OBJECT LESSONS: CASE STUDIES IN MINIMAL ART
1990年から92年にかけてソロモン・R・グッゲンハイム美術館が買い取った「パンツァ・コレクション」(※註)を紹介する一冊。このコレクションは、1960年代から70年代の美術品を集めたコレクションの中でも最高峰の1つと謳われている。時代の先を行ったイタリア人コレクター、ジョヴァンナ & ジュゼッペ・パンツァ・ディ・ビウモ(Giovanna and Giuseppe Panza di Biumo)が蒐集した350点を超えるミニマル、ポストミニマル、コンセプト・アートの作品群で構成されている。
本書は、分野横断的であり技術的かつ美術的歴史の研究プロジェクトでもあるパンツァ・コレクションを通じて、数々の名作のアイデンティティと管理を巡る問題を探求する。研究対象となった140の作品から選ばれたミニマリズムを代表するダン・フレイビン(Dan Flavin)、ドナルド・ジャッド(Donald Judd)、ロバート・モリス(Robert Morris)に、コンセプチュアル・アーティストのローレンス・ウェイナー(Lawrence Weiner)による作品を中心に議論が展開されている。
本書共著者のフランチェスカ・エズメイ(Francesca Esmay)、テッド・マン(Ted Mann)、ジェフリー・ワイス(Jeffrey Weiss)は、美術史と保存修復を組み合わせた多面的な視点から各作品を詳細に紹介する。また、これまであまり顧みられてこなかった制作、所有、展示にまつわる歴史が、この時期の先鋭的な作品の生涯と遺産にもたらした影響も考察する。
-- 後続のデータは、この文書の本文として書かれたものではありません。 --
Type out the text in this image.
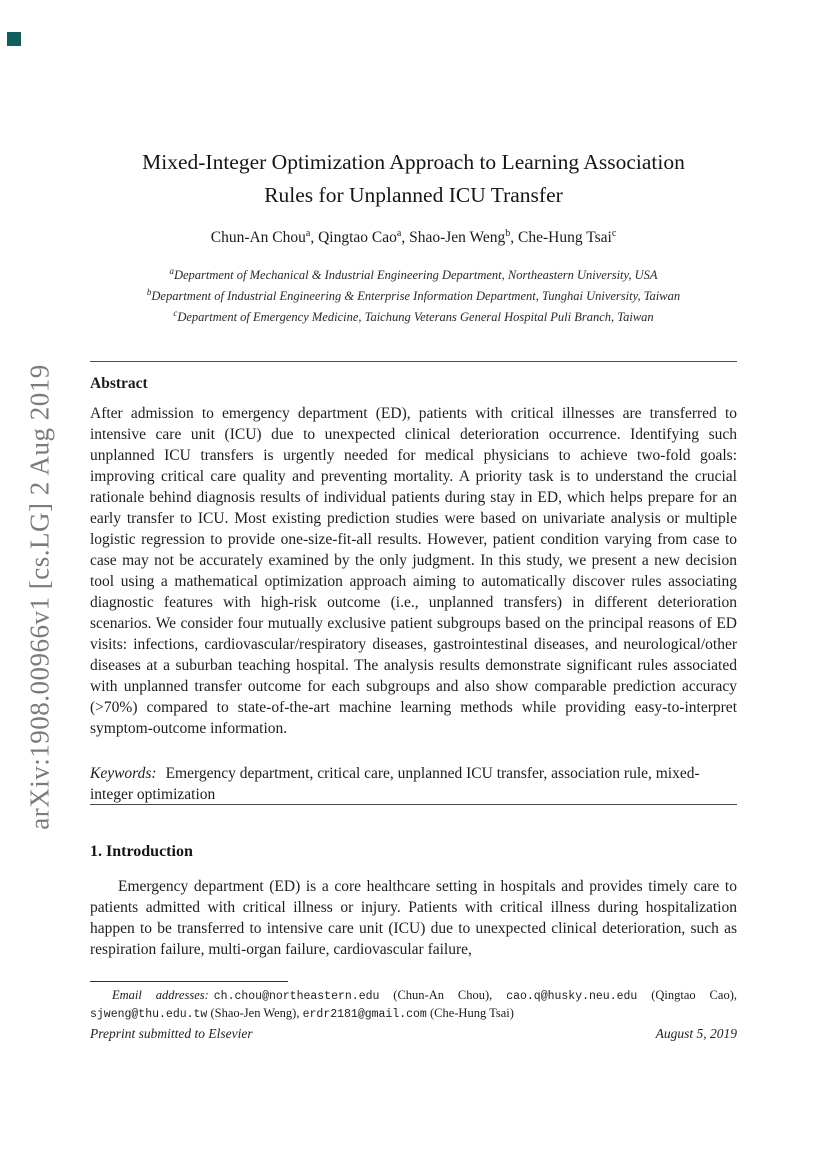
arXiv:1908.00966v1 [cs.LG] 2 Aug 2019
Mixed-Integer Optimization Approach to Learning Association
Rules for Unplanned ICU Transfer
Chun-An Chou$^a$, Qingtao Cao$^a$, Shao-Jen Weng$^b$, Che-Hung Tsai$^c$
$^a$Department of Mechanical & Industrial Engineering Department, Northeastern University, USA
$^b$Department of Industrial Engineering & Enterprise Information Department, Tunghai University, Taiwan
$^c$Department of Emergency Medicine, Taichung Veterans General Hospital Puli Branch, Taiwan
Abstract

After admission to emergency department (ED), patients with critical illnesses are transferred to intensive care unit (ICU) due to unexpected clinical deterioration occurrence. Identifying such unplanned ICU transfers is urgently needed for medical physicians to achieve two-fold goals: improving critical care quality and preventing mortality. A priority task is to understand the crucial rationale behind diagnosis results of individual patients during stay in ED, which helps prepare for an early transfer to ICU. Most existing prediction studies were based on univariate analysis or multiple logistic regression to provide one-size-fit-all results. However, patient condition varying from case to case may not be accurately examined by the only judgment. In this study, we present a new decision tool using a mathematical optimization approach aiming to automatically discover rules associating diagnostic features with high-risk outcome (i.e., unplanned transfers) in different deterioration scenarios. We consider four mutually exclusive patient subgroups based on the principal reasons of ED visits: infections, cardiovascular/respiratory diseases, gastrointestinal diseases, and neurological/other diseases at a suburban teaching hospital. The analysis results demonstrate significant rules associated with unplanned transfer outcome for each subgroups and also show comparable prediction accuracy (>70%) compared to state-of-the-art machine learning methods while providing easy-to-interpret symptom-outcome information.

Keywords: Emergency department, critical care, unplanned ICU transfer, association rule, mixed-integer optimization

1. Introduction

Emergency department (ED) is a core healthcare setting in hospitals and provides timely care to patients admitted with critical illness or injury. Patients with critical illness during hospitalization happen to be transferred to intensive care unit (ICU) due to unexpected clinical deterioration, such as respiration failure, multi-organ failure, cardiovascular failure,

Email addresses: ch.chou@northeastern.edu (Chun-An Chou), cao.q@husky.neu.edu (Qingtao Cao), sjweng@thu.edu.tw (Shao-Jen Weng), erdr2181@gmail.com (Che-Hung Tsai)

Preprint submitted to Elsevier	August 5, 2019
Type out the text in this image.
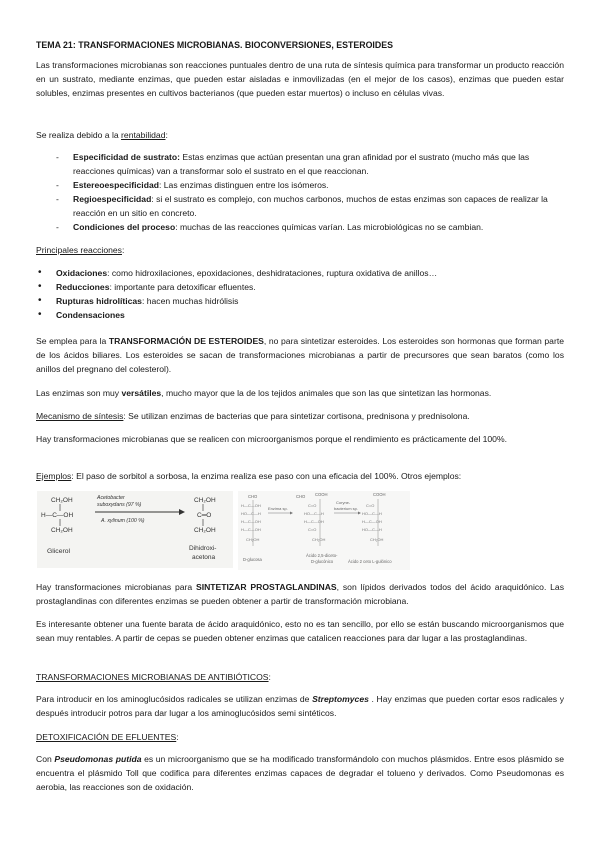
TEMA 21: TRANSFORMACIONES MICROBIANAS. BIOCONVERSIONES, ESTEROIDES

Las transformaciones microbianas son reacciones puntuales dentro de una ruta de síntesis química para transformar un producto reacción en un sustrato, mediante enzimas, que pueden estar aisladas e inmovilizadas (en el mejor de los casos), enzimas que pueden estar solubles, enzimas presentes en cultivos bacterianos (que pueden estar muertos) o incluso en células vivas.

Se realiza debido a la rentabilidad:

- Especificidad de sustrato: Estas enzimas que actúan presentan una gran afinidad por el sustrato (mucho más que las reacciones químicas) van a transformar solo el sustrato en el que reaccionan.
- Estereoespecificidad: Las enzimas distinguen entre los isómeros.
- Regioespecificidad: si el sustrato es complejo, con muchos carbonos, muchos de estas enzimas son capaces de realizar la reacción en un sitio en concreto.
- Condiciones del proceso: muchas de las reacciones químicas varían. Las microbiológicas no se cambian.

Principales reacciones:

• Oxidaciones: como hidroxilaciones, epoxidaciones, deshidrataciones, ruptura oxidativa de anillos…
• Reducciones: importante para detoxificar efluentes.
• Rupturas hidrolíticas: hacen muchas hidrólisis
• Condensaciones

Se emplea para la TRANSFORMACIÓN DE ESTEROIDES, no para sintetizar esteroides. Los esteroides son hormonas que forman parte de los ácidos biliares. Los esteroides se sacan de transformaciones microbianas a partir de precursores que sean baratos (como los anillos del pregnano del colesterol).

Las enzimas son muy versátiles, mucho mayor que la de los tejidos animales que son las que sintetizan las hormonas.

Mecanismo de síntesis: Se utilizan enzimas de bacterias que para sintetizar cortisona, prednisona y prednisolona.

Hay transformaciones microbianas que se realicen con microorganismos porque el rendimiento es prácticamente del 100%.

Ejemplos: El paso de sorbitol a sorbosa, la enzima realiza ese paso con una eficacia del 100%. Otros ejemplos:

CH₂OH
H—C—OH
CH₂OH
Glicerol
Acetobacter
suboxydans (97 %)
A. xylinum (100 %)
CH₂OH
C═O
CH₂OH
Dihidroxi-
acetona
CHO
H—C—OH
HO—C—H
H—C—OH
H—C—OH
CH₂OH
D-glucosa
Enzima sp.
CHO COOH
C=O
HO—C—H
H—C—OH
C=O
CH₂OH
Ácido 2,5-diceto-
D-glucónico
Coryne-
bacterium sp.
COOH
C=O
HO—C—H
H—C—OH
HO—C—H
CH₂OH
Ácido 2 ceto L-gulónico

Hay transformaciones microbianas para SINTETIZAR PROSTAGLANDINAS, son lípidos derivados todos del ácido araquidónico. Las prostaglandinas con diferentes enzimas se pueden obtener a partir de transformación microbiana.

Es interesante obtener una fuente barata de ácido araquidónico, esto no es tan sencillo, por ello se están buscando microorganismos que sean muy rentables. A partir de cepas se pueden obtener enzimas que catalicen reacciones para dar lugar a las prostaglandinas.

TRANSFORMACIONES MICROBIANAS DE ANTIBIÓTICOS:

Para introducir en los aminoglucósidos radicales se utilizan enzimas de Streptomyces . Hay enzimas que pueden cortar esos radicales y después introducir potros para dar lugar a los aminoglucósidos semi sintéticos.

DETOXIFICACIÓN DE EFLUENTES:

Con Pseudomonas putida es un microorganismo que se ha modificado transformándolo con muchos plásmidos. Entre esos plásmido se encuentra el plásmido Toll que codifica para diferentes enzimas capaces de degradar el tolueno y derivados. Como Pseudomonas es aerobia, las reacciones son de oxidación.
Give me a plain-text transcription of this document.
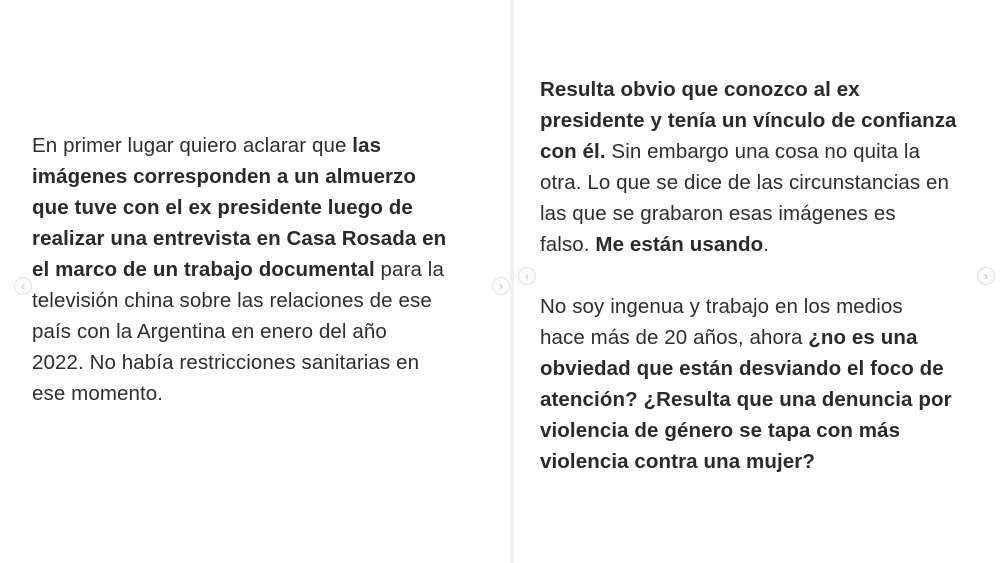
En primer lugar quiero aclarar que las
imágenes corresponden a un almuerzo
que tuve con el ex presidente luego de
realizar una entrevista en Casa Rosada en
el marco de un trabajo documental para la
televisión china sobre las relaciones de ese
país con la Argentina en enero del año
2022. No había restricciones sanitarias en
ese momento.
‹	›
Resulta obvio que conozco al ex
presidente y tenía un vínculo de confianza
con él. Sin embargo una cosa no quita la
otra. Lo que se dice de las circunstancias en
las que se grabaron esas imágenes es
falso. Me están usando.
No soy ingenua y trabajo en los medios
hace más de 20 años, ahora ¿no es una
obviedad que están desviando el foco de
atención? ¿Resulta que una denuncia por
violencia de género se tapa con más
violencia contra una mujer?
‹	›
美術史家のマーサ・バスカーク(Martha Buskirk)と、美術史家で弁護士のヴァージニア・ラトリッジ(Virginia Rutledge)が寄稿した最終章では、正当性が疑われる、あるいは欠陥があるために展示に適さなくなった作品を分類するためにグッゲンハイムが考案した「デコミッション」という新しいカテゴリーが考察されている。作品および作品が展示された展覧会の写真、関連するドローイングや企画書などを豊富に掲載。アーティストや制作者へのインタビュー、歴史にまつわる資料、未発表の書簡なども収録。
※註 イタリアの不動産・ワイン業者であり、1940年に伯爵の称号を与えられたパンツァ家の後継者、ジュゼッペ・パンツァ・ディ・ビウモ(Giuseppe Panza di Biumo)のコレクション。イタリアでは有数の現代美術のコレクターであり、殊にミニマル・アートの膨大なコレクションを所有していたが、ソロモン・R・グッゲンハイム美術館に売却した。